<Bz65>PayPal boosts EBay profits
SAN FRANCISCO (AP) — EBay Inc. reported yesterday that first-quarter profit surged 52 percent, trouncing Wall Street expectations thanks to big-spending shoppers overseas and scorching performance of its PayPal electronic transaction division.Despite lacklustre growth in the total number of listings on the world’s largest online auction, eBay earned $377.2 million, or 27 cents per share, for the three months ended March 31. It earned $248.3 million, or 17 cents per share, in the year-ago period.
First-quarter revenue totalled $1.77 billion, up 27 percent from $1.39 billion a year ago.
“It was a very strong quarter across the board,” eBay president and chief executive Meg Whitman told The Associated Press. She added that the company, which spent $333 million last quarter in a stock buyback programme, would repurchase up to $2 billion in additional shares through January 2009.
EBay’s most lucrative division is PayPal, which last quarter generated revenue of $439 million, up 31 percent from the year-ago quarter. The online payment service, which competes against Google Inc.’s Checkout service, had 143 million accounts in March — up 36 percent from a year ago.
PayPal customers made $11.36 billion (euro8.37 billion) in transactions last quarter, up 30 percent from the year-ago quarter. The division is essentially an online bank that allows payments on eBay and thousands of other sites and between individuals.
During the quarter, 82.9 million active eBay users exchanged $14.28 billion in goods, ranging from pricey real estate and cars to cell phones and shoes.
EBay posted revenue of $884.9 million (euro651.76 million) in the United States last quarter, up only 18 percent from the year-ago quarter. But the company took in $883.2 million (euro650.51 million) abroad, up 38 percent from the first quarter of 2006. International sales now account for about half of total revenue.
The company is particularly focused on cracking potentially lucrative Asian markets. In December, eBay entered a joint venture with Beijing-based wireless Internet company TOM Online Inc. Whitman said yesterday that the companies will launch a new site early this summer, and it will be operated entirely by Chinese workers and stored on servers in China.

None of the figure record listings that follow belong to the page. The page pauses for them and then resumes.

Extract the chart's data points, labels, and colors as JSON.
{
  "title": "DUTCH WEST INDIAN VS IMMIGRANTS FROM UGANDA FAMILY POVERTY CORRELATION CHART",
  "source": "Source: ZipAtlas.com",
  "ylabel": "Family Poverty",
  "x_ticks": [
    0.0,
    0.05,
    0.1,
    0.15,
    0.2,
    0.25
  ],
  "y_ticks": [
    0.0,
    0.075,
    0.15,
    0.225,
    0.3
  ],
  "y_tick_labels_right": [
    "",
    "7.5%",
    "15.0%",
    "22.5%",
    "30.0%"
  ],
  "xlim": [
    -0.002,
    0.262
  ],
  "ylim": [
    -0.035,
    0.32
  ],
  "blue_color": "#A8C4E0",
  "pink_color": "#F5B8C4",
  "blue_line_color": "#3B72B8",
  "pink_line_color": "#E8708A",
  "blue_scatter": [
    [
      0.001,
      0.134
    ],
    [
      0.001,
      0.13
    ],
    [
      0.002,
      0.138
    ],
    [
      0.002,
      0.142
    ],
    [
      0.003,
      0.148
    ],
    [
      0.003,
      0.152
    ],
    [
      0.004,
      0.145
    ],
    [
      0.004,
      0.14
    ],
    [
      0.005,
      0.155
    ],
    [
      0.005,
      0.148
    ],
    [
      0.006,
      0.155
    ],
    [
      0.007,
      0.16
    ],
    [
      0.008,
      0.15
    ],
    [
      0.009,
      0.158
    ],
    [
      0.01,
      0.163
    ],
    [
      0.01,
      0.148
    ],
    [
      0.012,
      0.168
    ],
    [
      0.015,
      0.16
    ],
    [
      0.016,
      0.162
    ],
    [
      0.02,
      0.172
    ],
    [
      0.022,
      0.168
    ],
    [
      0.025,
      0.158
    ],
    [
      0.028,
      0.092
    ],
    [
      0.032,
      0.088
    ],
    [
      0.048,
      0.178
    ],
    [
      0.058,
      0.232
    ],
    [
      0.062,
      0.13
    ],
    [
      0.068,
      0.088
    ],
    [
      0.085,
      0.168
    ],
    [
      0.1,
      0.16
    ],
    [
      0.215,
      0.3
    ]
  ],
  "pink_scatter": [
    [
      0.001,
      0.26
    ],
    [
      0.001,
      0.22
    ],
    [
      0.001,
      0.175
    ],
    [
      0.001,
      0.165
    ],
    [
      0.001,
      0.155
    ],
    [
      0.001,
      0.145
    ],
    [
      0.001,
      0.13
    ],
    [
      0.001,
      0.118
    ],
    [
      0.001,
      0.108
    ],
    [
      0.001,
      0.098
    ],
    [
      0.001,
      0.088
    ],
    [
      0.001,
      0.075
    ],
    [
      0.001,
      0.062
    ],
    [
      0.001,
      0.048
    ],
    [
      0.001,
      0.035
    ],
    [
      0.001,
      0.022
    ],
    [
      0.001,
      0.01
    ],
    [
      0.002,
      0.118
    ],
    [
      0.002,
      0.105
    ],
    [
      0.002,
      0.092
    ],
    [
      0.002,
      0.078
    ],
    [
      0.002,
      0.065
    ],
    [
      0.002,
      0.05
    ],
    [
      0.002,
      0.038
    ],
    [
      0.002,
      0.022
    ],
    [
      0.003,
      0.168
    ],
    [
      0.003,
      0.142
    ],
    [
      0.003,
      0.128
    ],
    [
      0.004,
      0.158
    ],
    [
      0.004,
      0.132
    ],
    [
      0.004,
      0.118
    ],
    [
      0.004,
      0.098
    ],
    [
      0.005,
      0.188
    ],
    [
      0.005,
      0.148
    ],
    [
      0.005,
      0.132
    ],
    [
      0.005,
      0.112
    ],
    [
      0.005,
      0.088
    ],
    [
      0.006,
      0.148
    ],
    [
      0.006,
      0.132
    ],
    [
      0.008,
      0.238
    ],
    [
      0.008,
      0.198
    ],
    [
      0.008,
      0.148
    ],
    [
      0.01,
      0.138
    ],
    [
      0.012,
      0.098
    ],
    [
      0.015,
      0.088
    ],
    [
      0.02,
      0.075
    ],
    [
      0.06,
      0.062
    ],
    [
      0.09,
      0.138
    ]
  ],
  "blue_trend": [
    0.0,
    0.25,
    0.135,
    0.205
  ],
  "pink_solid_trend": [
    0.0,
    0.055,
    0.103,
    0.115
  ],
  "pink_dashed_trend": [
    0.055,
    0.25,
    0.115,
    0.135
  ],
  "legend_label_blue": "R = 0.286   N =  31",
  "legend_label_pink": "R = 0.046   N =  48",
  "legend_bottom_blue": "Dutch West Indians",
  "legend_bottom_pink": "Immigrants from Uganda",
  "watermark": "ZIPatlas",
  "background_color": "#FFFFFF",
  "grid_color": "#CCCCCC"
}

Users posted 588 million listings in the quarter, up only 2 percent from the 575 million listings in the year-ago period — a far smaller growth rate than eBay typically records.
Whitman said Wednesday she was disappointed with the tepid listings growth. She said it was the result of an ambitious effort to reduce the amount of overpriced commodity items that have increasingly clogged up the site — such as thousands of cell phone chargers, outdated MP3 players and other electronic devices, often with high starting bids and reserve prices.
“I think we made a couple mistakes in the middle of last year. ... We frankly had too many items on the site,” Whitman said.
The company has been tweaking seller fees to encourage smaller starting bids, and representatives have been calling individual sellers reminding them to abide by fair-use policies. EBay is taking a more active role in combating the growing incidence of fraud, identity theft and privacy invasions.
Because of the clampdown, Whitman said, the percentage of users who buy items is increasing.
“Conversion rates are going back up, so sellers are seeing more success — and if history is any guide, supply follows demand,” she said. “We always anticipated a lag in listings growth. We are not unduly concerned.”
The slow growth in listings did not worry Rick Munarriz, a senior analyst in media, technology and the internet for The Motley Fool. He said it was a logical consequence of eBay’s attempts to purge the site of shoddy sellers.
“Last year, they were a trailer park, and this year they want to be a luxury condo,” Munarriz said. “The current users are being milked more, but they keep coming back, so the formula is working.”